By BRENDA ADELMAN
Brenda Adelman is chairwoman of the Russian River Watershed Protection Committee
The Russian River Watershed Protection Committee is quite familiar with the issues addressed by Supervisor Efren Carrillo in the Oct. 19 Close to Home titled “Myths about sandbar plan.” We disagree with many of his assertions.
The column defends the project by stating the Sonoma County Water Agency will not close the sandbar; it won’t add pollutants to the Russian River; it will assure recreation and seals will continue, and it will save threatened fish species. The column specifically blames failing septic tanks for existing pollution in the river along with “other” sources. The article credits SCWA for hiring consultants to conduct extensive studies.
Carrillo then goes on to paint the Water Agency as the heroes in this matter for doing all this work for the fish, when agency workers are merely doing their jobs. It is their responsibility to assure a healthy and sustainable river and are paid well to do so, but there is a lot more that could be done.
The concerns of the Russian River Watershed Protection Committee about this project have been extensively documented in our comments over the last several years. (For more information visit www.rrwpc.org).
The estuary is a magnificent force of nature not suited to being controlled. This year, the mouth did not close once during the project period and the Water Agency was unable to conduct the project. Last year, it tried, but the mouth reopened within 12 hours, and it had to stop. Most river mouths north of the Russian never close.
Many factors about this plan are unknown, and public comments were necessarily limited.
The project is an experiment. Consultant studies only revealed tip-of-the-iceberg impacts.
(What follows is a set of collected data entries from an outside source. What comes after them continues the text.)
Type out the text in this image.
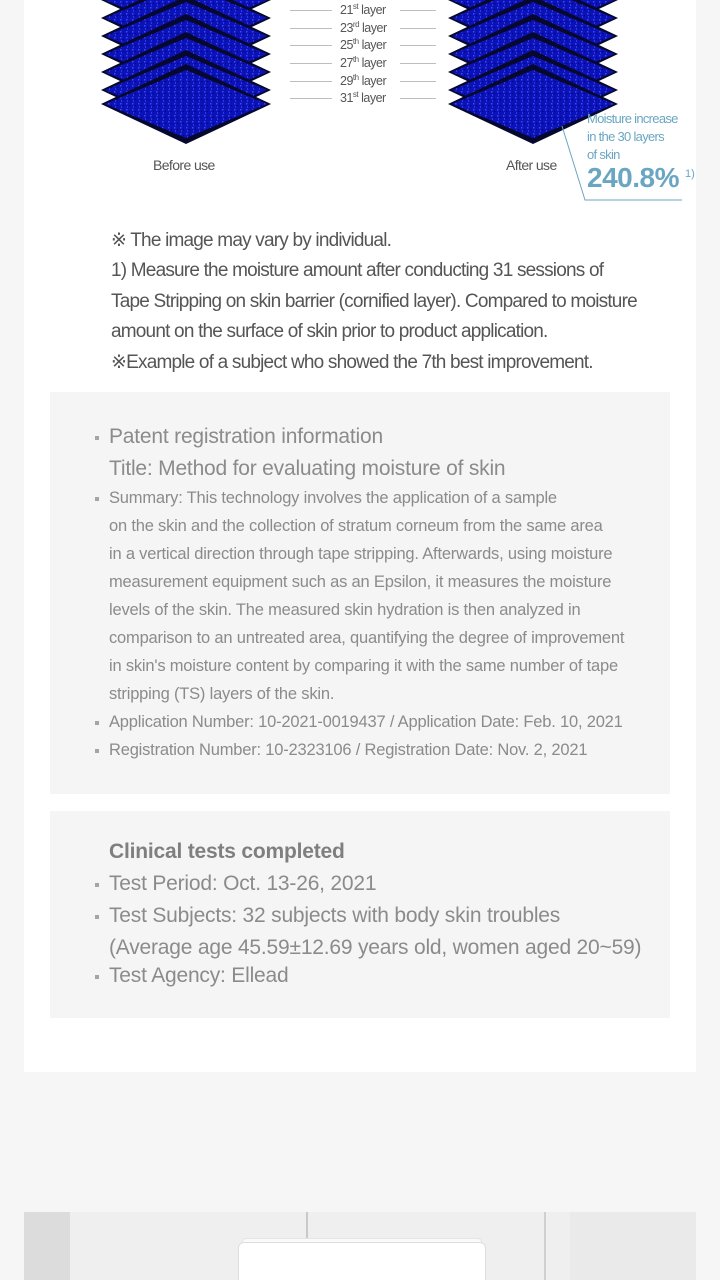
21st layer
23rd layer
25th layer
27th layer
29th layer
31st layer
Before use	After use
Moisture increase
in the 30 layers
of skin
240.8% 1)
※ The image may vary by individual.
1) Measure the moisture amount after conducting 31 sessions of
Tape Stripping on skin barrier (cornified layer). Compared to moisture
amount on the surface of skin prior to product application.
※Example of a subject who showed the 7th best improvement.
Patent registration information
Title: Method for evaluating moisture of skin
Summary: This technology involves the application of a sample
on the skin and the collection of stratum corneum from the same area
in a vertical direction through tape stripping. Afterwards, using moisture
measurement equipment such as an Epsilon, it measures the moisture
levels of the skin. The measured skin hydration is then analyzed in
comparison to an untreated area, quantifying the degree of improvement
in skin's moisture content by comparing it with the same number of tape
stripping (TS) layers of the skin.
Application Number: 10-2021-0019437 / Application Date: Feb. 10, 2021
Registration Number: 10-2323106 / Registration Date: Nov. 2, 2021
Clinical tests completed
Test Period: Oct. 13-26, 2021
Test Subjects: 32 subjects with body skin troubles
(Average age 45.59±12.69 years old, women aged 20~59)
Test Agency: Ellead
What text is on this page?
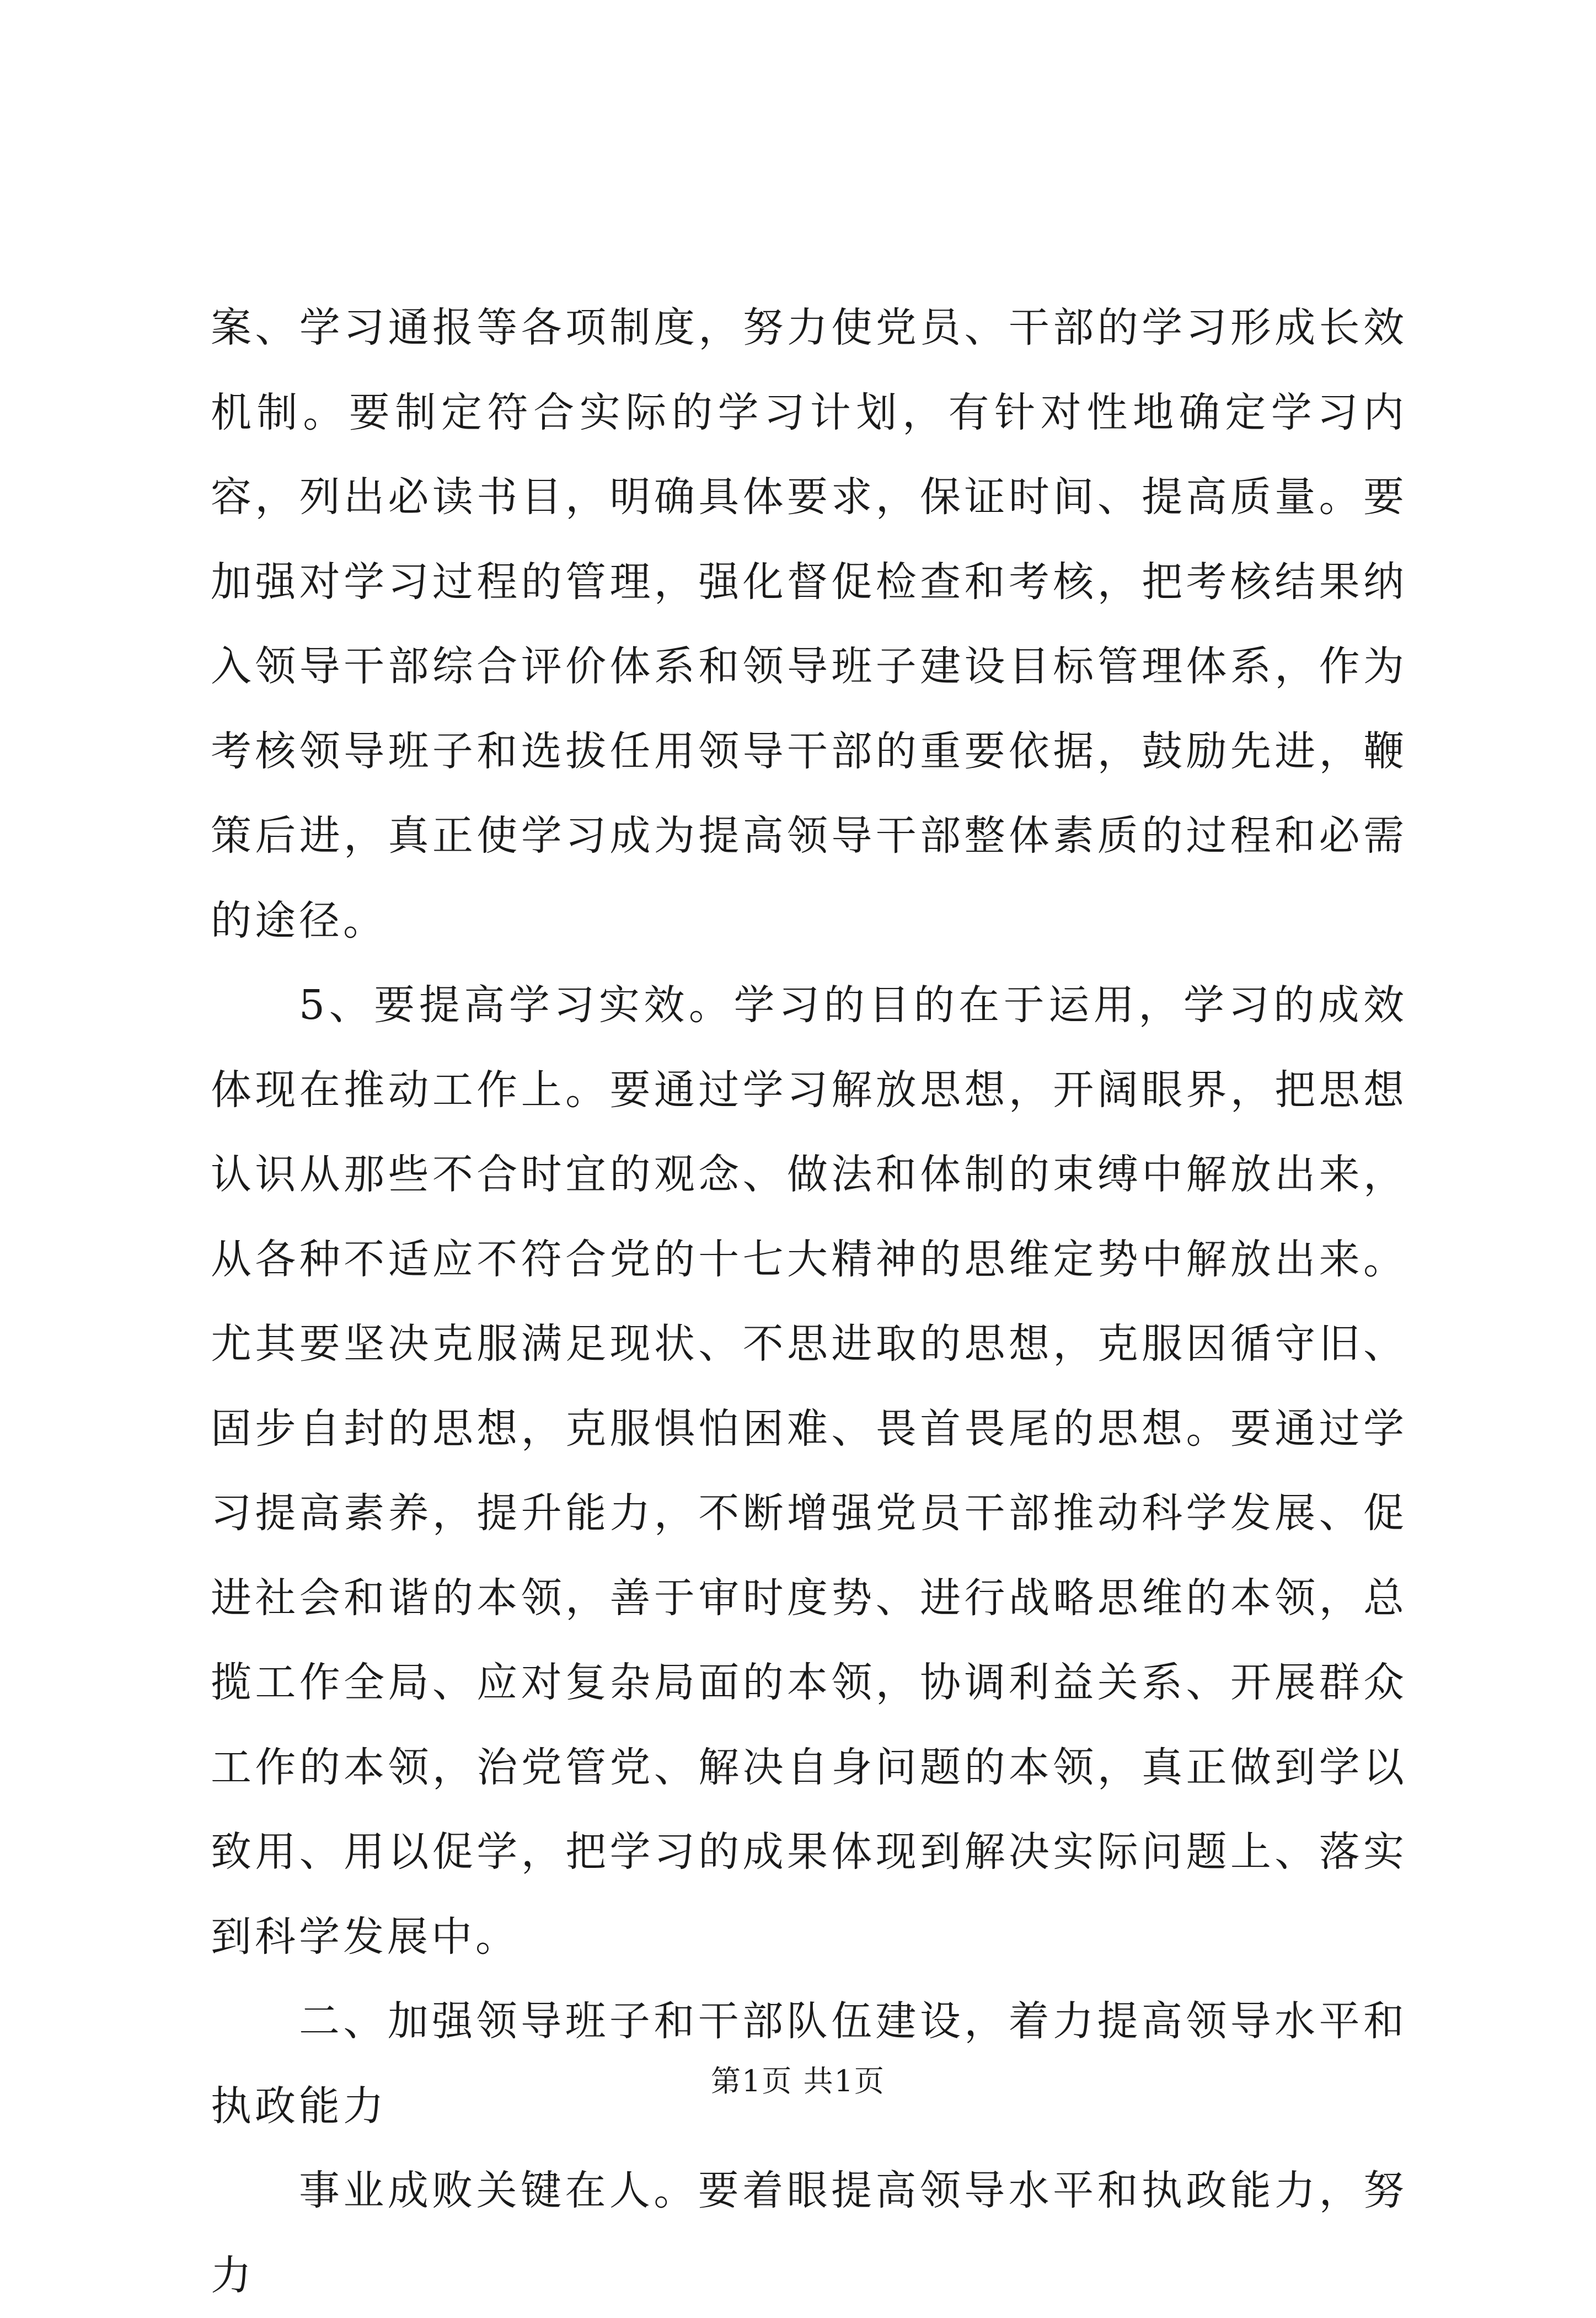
案、学习通报等各项制度，努力使党员、干部的学习形成长效机制。要制定符合实际的学习计划，有针对性地确定学习内容，列出必读书目，明确具体要求，保证时间、提高质量。要加强对学习过程的管理，强化督促检查和考核，把考核结果纳入领导干部综合评价体系和领导班子建设目标管理体系，作为考核领导班子和选拔任用领导干部的重要依据，鼓励先进，鞭策后进，真正使学习成为提高领导干部整体素质的过程和必需的途径。

5、要提高学习实效。学习的目的在于运用，学习的成效体现在推动工作上。要通过学习解放思想，开阔眼界，把思想认识从那些不合时宜的观念、做法和体制的束缚中解放出来，从各种不适应不符合党的十七大精神的思维定势中解放出来。尤其要坚决克服满足现状、不思进取的思想，克服因循守旧、固步自封的思想，克服惧怕困难、畏首畏尾的思想。要通过学习提高素养，提升能力，不断增强党员干部推动科学发展、促进社会和谐的本领，善于审时度势、进行战略思维的本领，总揽工作全局、应对复杂局面的本领，协调利益关系、开展群众工作的本领，治党管党、解决自身问题的本领，真正做到学以致用、用以促学，把学习的成果体现到解决实际问题上、落实到科学发展中。

二、加强领导班子和干部队伍建设，着力提高领导水平和执政能力

事业成败关键在人。要着眼提高领导水平和执政能力，努力

第1页 共1页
We don’t know the water quality impacts if the mouth is closed for five months and existing pollutants get to fester in the water all that time. How will fish be affected if they are found to be residing in mercury-laden waters for long periods?
Seals always leave the estuary when the mouth is closed. If lengthy closures occur, we may never see seals there in summer again. We have no idea how this situation will affect them, and they are a protected species also.
Heavy equipment will work on the dunes as many as 36 days during the summer season, greatly affecting access at the most popular beach in Northern California. State Parks is so concerned about this that they would only give the project a one-year permit rather than the 13-year permit requested.
The Water Agency has separated the estuary project from the “low flow” project (proposal to lower minimum flows at Hacienda Bridge by 44 percent), but they are closely related and should have been considered together. The only reason given for lower flows at Hacienda is to avoid flooding of a few properties in Jenner, the lowest of which is the Visitor’s Center, flooding at 9 feet. Since the project will be maintained at 8 feet, and surplus water can flow into the ocean, we fail to see the necessity for a low-flow project.
Furthermore, in a private meeting, we were told that the project could be managed at normal flows.
Finally, to single out failing septic tanks as the main source of pollution is a travesty. Agricultural practices, timber harvesting, gravel mining, wastewater discharges, dewatering of the tributaries, urban runoff and extensive use of pesticides and herbicides all contribute heavily to river pollution. It is the county’s responsibility to strictly enforce storm water runoff and other programs to control all pollution, instead of playing political favorites with certain polluters over others.